Theatre nurse Eleanor Smith (centre), President of Unison leads health workers out on strike at midnight from the Birmingham Women's Hospital
Well, here we are on November 30th – the day the State sector has chosen to hold us all to hostage. With Diversity and Equality co-ordinators off for the day, it’s gonna be a tough one. It’s also been a tough start to the day on the BBC what with the Met Office being out of commission, no sign of Humphyrs or the fragrant Sarah on Today, but Evan Davies and Justin Webb have been doing their best for the comrades on the picker lines. I was entertained by this interview with Trade Unionist Dave Prentice, with Webb claiming the government are “spoiling for a fight”. Really? If the government were any more supine on this they would be horizontal yet through the BBC prism this is Thatcher in 1979 all over again.


As the Public Sector strike draws nigh, a Biased BBC reader generously provides us with the sort of insight which the State Broadcaster conspicuously ignores;


If you want irrefutable evidence of the real cost of public sector pensions a public sector trade union has unwittingly provided a convincing example of the mammoth cost from its annual accounts. An example that is substantive, not speculative.

In accordance with an agreement with their staff trade union, the Northern Ireland Public Service Alliance (NIPSA – 46,000 members) provides pension benefits for its employees comparable to those of the Northern Ireland Civil Service (NICS). NIPSA, has however to invest its employer contributions with insurance companies to obtain comparable superannuation benefits for its retiring staff.

In Northern Ireland, and in GB (with its Principal Civil Service Superannuation Scheme or PCSPS), civil servants who joined before 2008 contribute nothing toward their pensions which are unfunded, inflation-proofed and based on final salary. NIPSA’s employees are however, like those civil servants, required to pay a contribution of 1.5% (refundable) towards the cost of dependents’ benefits.

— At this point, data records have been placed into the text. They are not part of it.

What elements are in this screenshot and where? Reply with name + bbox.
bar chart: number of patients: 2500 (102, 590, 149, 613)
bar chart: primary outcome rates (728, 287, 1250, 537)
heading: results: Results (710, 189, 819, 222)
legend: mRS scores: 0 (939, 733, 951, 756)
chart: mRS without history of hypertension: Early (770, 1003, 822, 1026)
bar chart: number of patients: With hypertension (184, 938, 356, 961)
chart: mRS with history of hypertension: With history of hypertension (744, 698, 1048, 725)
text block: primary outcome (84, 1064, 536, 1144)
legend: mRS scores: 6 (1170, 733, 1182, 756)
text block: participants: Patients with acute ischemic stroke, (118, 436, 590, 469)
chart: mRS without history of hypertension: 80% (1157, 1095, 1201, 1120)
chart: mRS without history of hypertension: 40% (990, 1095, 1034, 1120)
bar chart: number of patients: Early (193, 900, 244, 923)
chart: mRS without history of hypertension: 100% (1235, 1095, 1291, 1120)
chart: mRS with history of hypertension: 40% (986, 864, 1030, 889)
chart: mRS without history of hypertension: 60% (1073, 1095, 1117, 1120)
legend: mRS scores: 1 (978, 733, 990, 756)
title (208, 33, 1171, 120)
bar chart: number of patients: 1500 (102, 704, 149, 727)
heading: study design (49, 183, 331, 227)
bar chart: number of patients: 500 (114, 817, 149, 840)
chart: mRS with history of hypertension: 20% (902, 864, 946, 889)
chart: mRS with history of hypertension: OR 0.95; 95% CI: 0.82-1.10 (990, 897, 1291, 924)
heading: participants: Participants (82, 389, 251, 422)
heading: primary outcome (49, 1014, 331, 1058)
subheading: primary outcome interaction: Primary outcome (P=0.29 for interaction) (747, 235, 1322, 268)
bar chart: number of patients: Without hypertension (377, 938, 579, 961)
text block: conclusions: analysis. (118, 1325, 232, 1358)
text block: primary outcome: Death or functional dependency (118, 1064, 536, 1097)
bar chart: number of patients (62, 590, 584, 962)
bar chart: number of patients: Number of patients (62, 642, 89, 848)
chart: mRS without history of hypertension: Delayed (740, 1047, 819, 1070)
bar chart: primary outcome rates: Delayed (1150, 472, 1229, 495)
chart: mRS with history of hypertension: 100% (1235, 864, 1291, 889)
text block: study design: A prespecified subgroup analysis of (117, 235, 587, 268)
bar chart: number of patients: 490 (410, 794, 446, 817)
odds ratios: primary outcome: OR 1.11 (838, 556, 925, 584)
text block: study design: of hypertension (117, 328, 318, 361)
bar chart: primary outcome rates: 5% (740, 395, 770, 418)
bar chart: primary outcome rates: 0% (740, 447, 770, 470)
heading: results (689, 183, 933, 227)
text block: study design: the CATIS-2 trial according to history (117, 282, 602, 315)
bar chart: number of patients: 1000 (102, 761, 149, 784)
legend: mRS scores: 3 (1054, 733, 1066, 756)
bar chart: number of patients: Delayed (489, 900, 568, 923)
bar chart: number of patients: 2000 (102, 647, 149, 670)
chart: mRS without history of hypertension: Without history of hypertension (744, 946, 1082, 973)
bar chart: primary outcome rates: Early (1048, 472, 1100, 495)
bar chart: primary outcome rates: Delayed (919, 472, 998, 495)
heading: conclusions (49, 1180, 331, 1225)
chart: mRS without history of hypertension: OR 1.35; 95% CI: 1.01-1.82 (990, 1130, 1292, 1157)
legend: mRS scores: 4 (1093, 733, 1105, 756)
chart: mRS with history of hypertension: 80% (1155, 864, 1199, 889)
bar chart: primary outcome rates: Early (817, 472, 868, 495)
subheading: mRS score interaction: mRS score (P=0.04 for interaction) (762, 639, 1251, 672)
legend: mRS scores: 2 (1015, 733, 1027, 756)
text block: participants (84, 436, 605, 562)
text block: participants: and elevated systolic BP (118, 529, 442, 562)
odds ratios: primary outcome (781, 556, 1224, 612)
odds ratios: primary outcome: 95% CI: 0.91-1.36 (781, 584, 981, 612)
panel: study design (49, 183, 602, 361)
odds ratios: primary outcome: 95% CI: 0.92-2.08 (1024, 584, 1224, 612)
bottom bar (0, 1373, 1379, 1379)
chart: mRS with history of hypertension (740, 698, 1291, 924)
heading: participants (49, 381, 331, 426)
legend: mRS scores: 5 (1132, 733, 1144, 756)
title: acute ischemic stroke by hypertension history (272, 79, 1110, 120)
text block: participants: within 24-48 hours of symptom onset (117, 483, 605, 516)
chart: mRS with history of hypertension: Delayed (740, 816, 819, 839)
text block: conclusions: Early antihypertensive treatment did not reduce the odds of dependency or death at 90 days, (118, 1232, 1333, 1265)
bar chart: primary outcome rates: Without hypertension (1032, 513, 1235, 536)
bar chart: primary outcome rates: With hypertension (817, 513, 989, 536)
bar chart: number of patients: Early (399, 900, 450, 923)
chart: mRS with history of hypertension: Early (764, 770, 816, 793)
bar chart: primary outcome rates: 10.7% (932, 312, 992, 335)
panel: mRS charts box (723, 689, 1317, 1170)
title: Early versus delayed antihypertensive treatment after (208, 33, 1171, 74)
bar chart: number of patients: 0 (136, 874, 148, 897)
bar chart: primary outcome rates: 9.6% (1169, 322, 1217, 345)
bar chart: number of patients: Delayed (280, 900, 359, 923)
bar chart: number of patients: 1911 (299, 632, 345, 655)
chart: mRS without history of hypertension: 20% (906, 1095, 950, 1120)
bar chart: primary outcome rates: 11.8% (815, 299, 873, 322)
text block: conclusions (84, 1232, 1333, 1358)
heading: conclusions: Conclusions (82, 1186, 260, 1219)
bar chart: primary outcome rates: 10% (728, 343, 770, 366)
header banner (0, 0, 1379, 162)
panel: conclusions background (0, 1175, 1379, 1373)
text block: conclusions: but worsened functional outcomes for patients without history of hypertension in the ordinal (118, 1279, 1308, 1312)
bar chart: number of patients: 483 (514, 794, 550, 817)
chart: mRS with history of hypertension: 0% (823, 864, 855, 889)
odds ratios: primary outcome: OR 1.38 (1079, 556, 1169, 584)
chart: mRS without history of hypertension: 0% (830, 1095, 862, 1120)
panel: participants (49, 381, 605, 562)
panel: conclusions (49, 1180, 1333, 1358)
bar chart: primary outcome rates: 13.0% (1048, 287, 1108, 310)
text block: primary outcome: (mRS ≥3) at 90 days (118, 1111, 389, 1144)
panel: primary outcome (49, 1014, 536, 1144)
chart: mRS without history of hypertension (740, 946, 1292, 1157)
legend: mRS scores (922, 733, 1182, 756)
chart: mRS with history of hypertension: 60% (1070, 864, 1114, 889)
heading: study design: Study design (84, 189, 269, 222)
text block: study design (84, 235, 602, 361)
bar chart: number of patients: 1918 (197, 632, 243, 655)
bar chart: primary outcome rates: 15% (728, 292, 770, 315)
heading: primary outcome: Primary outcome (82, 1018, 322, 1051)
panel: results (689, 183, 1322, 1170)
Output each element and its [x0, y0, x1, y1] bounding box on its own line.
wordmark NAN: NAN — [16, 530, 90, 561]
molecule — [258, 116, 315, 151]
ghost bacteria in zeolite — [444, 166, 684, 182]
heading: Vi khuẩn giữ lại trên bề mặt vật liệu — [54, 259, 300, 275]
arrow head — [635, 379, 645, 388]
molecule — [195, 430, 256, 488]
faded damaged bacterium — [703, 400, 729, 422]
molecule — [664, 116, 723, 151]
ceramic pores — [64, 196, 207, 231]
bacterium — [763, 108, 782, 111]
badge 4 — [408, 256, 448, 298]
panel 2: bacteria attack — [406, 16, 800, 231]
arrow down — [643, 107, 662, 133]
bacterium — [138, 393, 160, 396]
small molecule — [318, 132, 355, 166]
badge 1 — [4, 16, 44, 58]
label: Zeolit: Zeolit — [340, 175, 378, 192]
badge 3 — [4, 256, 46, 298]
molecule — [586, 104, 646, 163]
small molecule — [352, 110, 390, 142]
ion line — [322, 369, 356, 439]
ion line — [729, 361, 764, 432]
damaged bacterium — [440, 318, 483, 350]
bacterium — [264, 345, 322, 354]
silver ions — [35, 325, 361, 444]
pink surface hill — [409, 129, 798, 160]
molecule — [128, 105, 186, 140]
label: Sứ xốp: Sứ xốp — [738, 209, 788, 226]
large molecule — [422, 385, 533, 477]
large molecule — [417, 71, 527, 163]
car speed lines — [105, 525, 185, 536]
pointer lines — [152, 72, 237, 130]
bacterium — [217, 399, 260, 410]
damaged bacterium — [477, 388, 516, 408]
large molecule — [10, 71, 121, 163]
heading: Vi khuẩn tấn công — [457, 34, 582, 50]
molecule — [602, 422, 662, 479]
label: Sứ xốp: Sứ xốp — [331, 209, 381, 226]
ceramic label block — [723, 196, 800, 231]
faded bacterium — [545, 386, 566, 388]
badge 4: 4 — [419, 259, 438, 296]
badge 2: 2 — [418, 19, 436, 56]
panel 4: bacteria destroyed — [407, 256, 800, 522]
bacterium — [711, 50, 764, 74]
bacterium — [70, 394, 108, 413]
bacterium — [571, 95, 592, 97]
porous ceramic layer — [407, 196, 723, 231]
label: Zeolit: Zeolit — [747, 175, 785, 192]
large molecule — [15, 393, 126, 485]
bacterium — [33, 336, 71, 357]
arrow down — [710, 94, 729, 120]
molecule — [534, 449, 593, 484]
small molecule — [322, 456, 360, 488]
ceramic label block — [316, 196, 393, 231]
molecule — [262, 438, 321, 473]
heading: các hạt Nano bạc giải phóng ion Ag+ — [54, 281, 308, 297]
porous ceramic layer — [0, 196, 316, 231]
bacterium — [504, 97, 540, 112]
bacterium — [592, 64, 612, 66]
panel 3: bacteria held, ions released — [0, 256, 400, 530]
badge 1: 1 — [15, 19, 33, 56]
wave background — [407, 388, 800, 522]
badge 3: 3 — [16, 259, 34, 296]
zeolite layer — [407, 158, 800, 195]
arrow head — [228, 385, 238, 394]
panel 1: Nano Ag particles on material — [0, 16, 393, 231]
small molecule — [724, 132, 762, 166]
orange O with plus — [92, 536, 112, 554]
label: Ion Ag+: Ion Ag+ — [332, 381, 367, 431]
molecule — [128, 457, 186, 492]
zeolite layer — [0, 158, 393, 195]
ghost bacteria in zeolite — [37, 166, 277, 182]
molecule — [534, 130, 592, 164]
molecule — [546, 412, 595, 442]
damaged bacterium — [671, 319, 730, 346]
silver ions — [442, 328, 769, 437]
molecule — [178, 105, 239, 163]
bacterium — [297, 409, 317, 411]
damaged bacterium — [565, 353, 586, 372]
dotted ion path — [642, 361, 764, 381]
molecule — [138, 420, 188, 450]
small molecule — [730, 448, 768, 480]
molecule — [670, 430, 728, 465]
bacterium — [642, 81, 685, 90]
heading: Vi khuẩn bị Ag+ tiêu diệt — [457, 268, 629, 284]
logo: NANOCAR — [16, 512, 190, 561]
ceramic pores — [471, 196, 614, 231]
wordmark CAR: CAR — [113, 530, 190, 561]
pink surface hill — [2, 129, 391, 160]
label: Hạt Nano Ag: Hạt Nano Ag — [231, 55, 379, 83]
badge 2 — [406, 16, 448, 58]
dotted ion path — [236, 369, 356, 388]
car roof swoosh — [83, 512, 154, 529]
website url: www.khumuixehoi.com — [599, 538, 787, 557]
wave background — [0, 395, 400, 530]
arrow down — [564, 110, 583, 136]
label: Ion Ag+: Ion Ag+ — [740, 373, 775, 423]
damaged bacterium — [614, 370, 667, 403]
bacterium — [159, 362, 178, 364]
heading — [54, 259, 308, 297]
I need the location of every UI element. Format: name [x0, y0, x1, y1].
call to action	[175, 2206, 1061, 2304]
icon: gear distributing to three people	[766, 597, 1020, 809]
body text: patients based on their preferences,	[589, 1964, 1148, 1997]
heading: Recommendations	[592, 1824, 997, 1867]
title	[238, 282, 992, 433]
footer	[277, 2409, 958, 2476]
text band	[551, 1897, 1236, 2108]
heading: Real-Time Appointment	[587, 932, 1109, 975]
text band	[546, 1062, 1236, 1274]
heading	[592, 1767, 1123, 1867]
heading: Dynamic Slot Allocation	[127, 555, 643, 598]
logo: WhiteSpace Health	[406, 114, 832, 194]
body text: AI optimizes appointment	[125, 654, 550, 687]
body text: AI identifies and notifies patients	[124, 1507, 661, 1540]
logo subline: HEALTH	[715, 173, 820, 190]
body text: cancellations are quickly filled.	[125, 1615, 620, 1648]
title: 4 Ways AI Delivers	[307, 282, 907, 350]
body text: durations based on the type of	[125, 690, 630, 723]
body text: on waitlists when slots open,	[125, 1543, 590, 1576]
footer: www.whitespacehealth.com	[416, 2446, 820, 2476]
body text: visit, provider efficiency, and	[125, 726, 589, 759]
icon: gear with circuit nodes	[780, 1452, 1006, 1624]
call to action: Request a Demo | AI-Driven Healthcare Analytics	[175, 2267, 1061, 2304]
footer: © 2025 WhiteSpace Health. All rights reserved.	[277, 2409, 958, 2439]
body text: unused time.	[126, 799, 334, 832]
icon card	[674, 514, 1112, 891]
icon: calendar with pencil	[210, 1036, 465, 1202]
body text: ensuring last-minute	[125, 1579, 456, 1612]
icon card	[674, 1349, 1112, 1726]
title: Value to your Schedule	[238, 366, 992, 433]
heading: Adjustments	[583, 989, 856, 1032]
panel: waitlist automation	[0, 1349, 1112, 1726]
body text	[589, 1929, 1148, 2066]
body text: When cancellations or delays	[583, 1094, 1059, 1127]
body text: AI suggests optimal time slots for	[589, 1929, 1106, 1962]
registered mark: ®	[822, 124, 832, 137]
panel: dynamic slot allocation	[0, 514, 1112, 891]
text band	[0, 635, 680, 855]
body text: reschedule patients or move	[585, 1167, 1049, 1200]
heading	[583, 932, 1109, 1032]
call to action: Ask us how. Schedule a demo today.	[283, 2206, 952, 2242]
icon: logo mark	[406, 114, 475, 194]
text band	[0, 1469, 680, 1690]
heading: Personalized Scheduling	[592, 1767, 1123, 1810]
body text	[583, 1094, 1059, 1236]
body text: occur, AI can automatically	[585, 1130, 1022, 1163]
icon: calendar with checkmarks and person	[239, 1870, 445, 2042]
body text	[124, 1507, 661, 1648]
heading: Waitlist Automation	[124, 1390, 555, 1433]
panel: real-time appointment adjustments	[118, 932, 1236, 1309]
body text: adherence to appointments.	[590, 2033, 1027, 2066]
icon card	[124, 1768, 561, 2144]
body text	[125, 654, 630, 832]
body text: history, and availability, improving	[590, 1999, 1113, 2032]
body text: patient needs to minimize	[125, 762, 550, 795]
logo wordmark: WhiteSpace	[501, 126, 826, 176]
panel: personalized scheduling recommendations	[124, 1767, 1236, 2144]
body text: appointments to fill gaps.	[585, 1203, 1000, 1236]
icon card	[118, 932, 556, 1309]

In its 2009 valuation, NIPSA’s actuary assessed a shortfall in its pension scheme funding of some £1.9m and recommended the employer contribution rate should be 39.3% from 2010 with a contribution of £210,000 p.a. to recover the funding shortfall. The employer rate, previously 40.8%. (see 2009 accounts) was insufficient to bring the scheme out of deficit!

Presumably other trade unions who match civil service pensions for their staff are experiencing the same shortfalls despite an employer contribution of 40% of staff salaries.

So there you have indisputable evidence-based proof: We pay at least 40% on top of a civil servant’s salary to provide them with their pensions and lump sums (3 x annual pension rate).

And they are on strike because they are being asked to pay 3% more.

In fairness it should be 35% more. “

I do hope the BBC will ensure that important fact based data like this is properly reflected in the debate and my thanks again for the contribution.